Unerwartete Unterstützung für seine Forderung einer „Umorientierung der europäischen Politik“ hatte Hollande aus Bemerkungen herauslesen können, die der Präsident der Europäischen Zentralbank, Mario Draghi, bei einem jährlichen Treffend der Notenbanker in Jackson Hole im US-Staat Wyoming gemacht hatte. Dort hatte der EZB-Präsident nicht nur einer Baisse des Euro-Dollar-Kurses – einer auch von Montebour vertretenen Forderung – das Wort geredet. Zugleich hatte sich Draghi angesichts des Nachlassens des Wachstums in der Euro-Zone auch dafür ausgesprochen, durch eine „flexiblere Budgetpolitik“ gegen die Wachstumsschwäche anzugehen und die „Belastung durch die notwendigen strukturellen Reformen zu erleichtern“. Genau darauf will Hollande bei den nächsten Treffen mit den EU-Partnern, insbesondere mit Deutschland, drängen.

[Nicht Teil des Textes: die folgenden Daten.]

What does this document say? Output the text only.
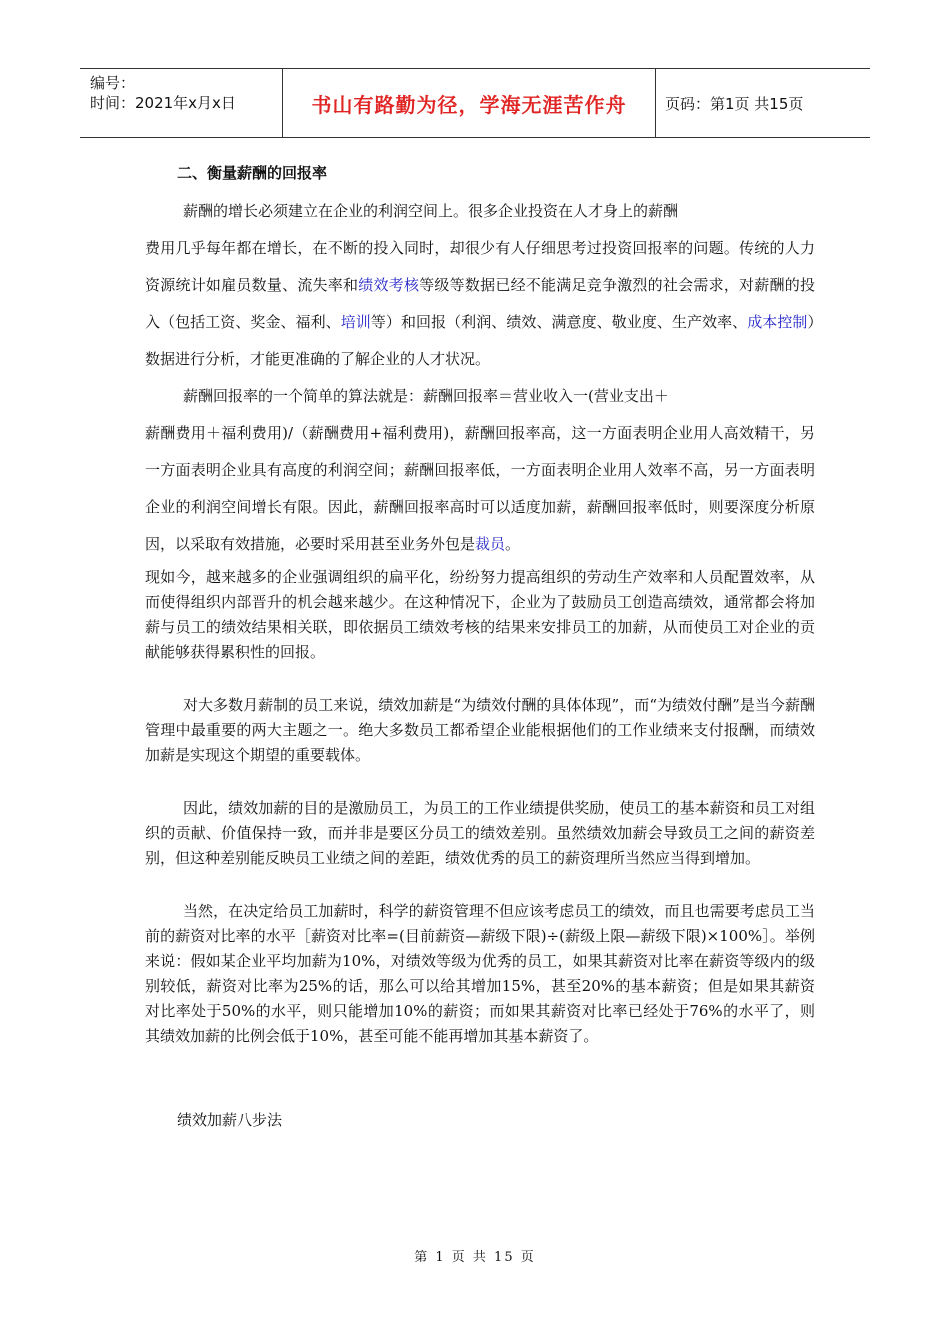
编号：
时间：2021年x月x日	书山有路勤为径，学海无涯苦作舟	页码：第1页 共15页
二、衡量薪酬的回报率

薪酬的增长必须建立在企业的利润空间上。很多企业投资在人才身上的薪酬
费用几乎每年都在增长，在不断的投入同时，却很少有人仔细思考过投资回报率的问题。传统的人力资源统计如雇员数量、流失率和绩效考核等级等数据已经不能满足竞争激烈的社会需求，对薪酬的投入（包括工资、奖金、福利、培训等）和回报（利润、绩效、满意度、敬业度、生产效率、成本控制）数据进行分析，才能更准确的了解企业的人才状况。

薪酬回报率的一个简单的算法就是：薪酬回报率＝营业收入一(营业支出＋
薪酬费用＋福利费用)/（薪酬费用+福利费用)，薪酬回报率高，这一方面表明企业用人高效精干，另一方面表明企业具有高度的利润空间；薪酬回报率低，一方面表明企业用人效率不高，另一方面表明企业的利润空间增长有限。因此，薪酬回报率高时可以适度加薪，薪酬回报率低时，则要深度分析原因，以采取有效措施，必要时采用甚至业务外包是裁员。

现如今，越来越多的企业强调组织的扁平化，纷纷努力提高组织的劳动生产效率和人员配置效率，从而使得组织内部晋升的机会越来越少。在这种情况下，企业为了鼓励员工创造高绩效，通常都会将加薪与员工的绩效结果相关联，即依据员工绩效考核的结果来安排员工的加薪，从而使员工对企业的贡献能够获得累积性的回报。

对大多数月薪制的员工来说，绩效加薪是“为绩效付酬的具体体现”，而“为绩效付酬”是当今薪酬管理中最重要的两大主题之一。绝大多数员工都希望企业能根据他们的工作业绩来支付报酬，而绩效加薪是实现这个期望的重要载体。

因此，绩效加薪的目的是激励员工，为员工的工作业绩提供奖励，使员工的基本薪资和员工对组织的贡献、价值保持一致，而并非是要区分员工的绩效差别。虽然绩效加薪会导致员工之间的薪资差别，但这种差别能反映员工业绩之间的差距，绩效优秀的员工的薪资理所当然应当得到增加。

当然，在决定给员工加薪时，科学的薪资管理不但应该考虑员工的绩效，而且也需要考虑员工当前的薪资对比率的水平［薪资对比率=(目前薪资—薪级下限)÷(薪级上限—薪级下限)×100%］。举例来说：假如某企业平均加薪为10%，对绩效等级为优秀的员工，如果其薪资对比率在薪资等级内的级别较低，薪资对比率为25%的话，那么可以给其增加15%，甚至20%的基本薪资；但是如果其薪资对比率处于50%的水平，则只能增加10%的薪资；而如果其薪资对比率已经处于76%的水平了，则其绩效加薪的比例会低于10%，甚至可能不能再增加其基本薪资了。

绩效加薪八步法
第 1 页 共 15 页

Wo steht Frankreich wirtschaftlich?

Die wirtschaftliche Lage lässt Frankreich gar keine andere Wahl, als stärker auf Wachstumsimpulse zu setzen, besagt Hollandes Analyse. Das Wachstum hat sich bei null eingependelt. Die Arbeitslosigkeit steigt. Derzeit suchen 3,6 Millionen Franzosen einen Job, Tendenz steigend. Die Aussichten, das Budgetdefizit bis 2015 auf die Maastricht-Schwelle von drei Prozent des Bruttoinlandsprodukts zu senken, sind illusionär. Nur wenn ein Wunder passiert, könnte es Paris bis Ende dieses Jahres schaffen, das Defizit auf die versprochenen 3,8 Prozent zu senken.

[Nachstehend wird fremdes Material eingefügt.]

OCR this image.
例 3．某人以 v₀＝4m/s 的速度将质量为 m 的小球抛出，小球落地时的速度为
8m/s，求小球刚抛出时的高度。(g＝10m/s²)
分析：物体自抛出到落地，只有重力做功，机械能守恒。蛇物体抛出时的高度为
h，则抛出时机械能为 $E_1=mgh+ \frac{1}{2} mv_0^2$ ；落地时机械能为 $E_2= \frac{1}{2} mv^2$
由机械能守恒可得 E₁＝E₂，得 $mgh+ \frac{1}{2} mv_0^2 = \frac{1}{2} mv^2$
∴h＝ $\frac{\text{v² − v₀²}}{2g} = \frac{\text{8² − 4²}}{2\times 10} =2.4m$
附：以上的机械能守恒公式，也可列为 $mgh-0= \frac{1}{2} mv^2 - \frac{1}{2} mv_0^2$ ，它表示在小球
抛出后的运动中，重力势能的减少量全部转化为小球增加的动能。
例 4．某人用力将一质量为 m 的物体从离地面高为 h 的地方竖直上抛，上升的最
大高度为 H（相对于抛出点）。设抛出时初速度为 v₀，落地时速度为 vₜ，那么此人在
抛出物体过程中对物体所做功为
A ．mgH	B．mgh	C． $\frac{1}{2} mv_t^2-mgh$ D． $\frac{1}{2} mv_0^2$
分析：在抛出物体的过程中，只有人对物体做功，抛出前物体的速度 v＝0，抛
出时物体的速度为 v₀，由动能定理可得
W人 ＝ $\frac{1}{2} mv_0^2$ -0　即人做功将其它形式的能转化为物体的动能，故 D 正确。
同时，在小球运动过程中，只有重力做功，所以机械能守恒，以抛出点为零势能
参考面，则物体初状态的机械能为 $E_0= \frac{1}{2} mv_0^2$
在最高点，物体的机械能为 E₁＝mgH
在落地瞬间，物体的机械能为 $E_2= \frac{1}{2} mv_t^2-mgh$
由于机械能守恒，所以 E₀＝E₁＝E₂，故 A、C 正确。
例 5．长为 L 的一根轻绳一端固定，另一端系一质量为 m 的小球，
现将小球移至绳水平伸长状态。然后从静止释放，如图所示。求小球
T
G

Dabei hat Hollande große Anstrengungen unternommen, Frankreich wieder auf Kurs zu bringen. Zu Beginn dieses Jahres brachte er den Vorschlag ein, die Wirtschaft über drei Jahre um 50 Milliarden Euro zu entlasten und damit wettbewerbsfähiger zu machen. In mühsamen Verhandlungen mit Gewerkschaften und Arbeitnehmern wurde der sogenannte „Verantwortungspakt“ geschlossen, der den Unternehmen Abgabenkürzungen als Gegenleistung für die Schaffung von Arbeitsplätzen bringt. Den Gewerkschaften und den Kritikern vom linken Flügel der Sozialisten war dies zu unternehmerfreundlich, weshalb die Regierung auch Abgabenerleichterungen für mittlere und kleine Haushalte vorsah. Das wurde jedoch vom Verfassungsrat als Verstoß gegen das Gleichheitsprinzip verworfen. Nun muss die Regierung sich etwas Neues einfallen lassen, damit der Pakt mit den Arbeitgebern 2015 wie geplant starten kann.

Angela Merkel verbündet sich mit Spanien gegen Frankreich

Was bedeutet diese Krise für Hollande?

Präsident Hollande geht es nicht nur darum, mit Unterstützung aus Brüssel und von den EU-Partnern die bisherige Sparpolitik durch eine Politik vermehrter Nachfrage durch Abgabensenkungen zu ergänzen – also die Effekte der Budgetsanierung durch Nachfrageanreize auszugleichen. Er muss auch um sein Ansehen als Politiker kämpfen. Ihm hängt der Ruf eines Zauderers an. Mit dem spektakulären Durchgreifen gegen seinen Kritiker Montebourg versucht er diesen abzuschütteln und Autorität zu beweisen. Dafür ist es höchste Zeit. Mit 17 Prozent Zustimmung ist sein Ansehen bei den Franzosen auf einen Tiefpunkt gesunken. Dem Premierminister Valls geht es mit nur noch 36 Prozent nicht viel besser.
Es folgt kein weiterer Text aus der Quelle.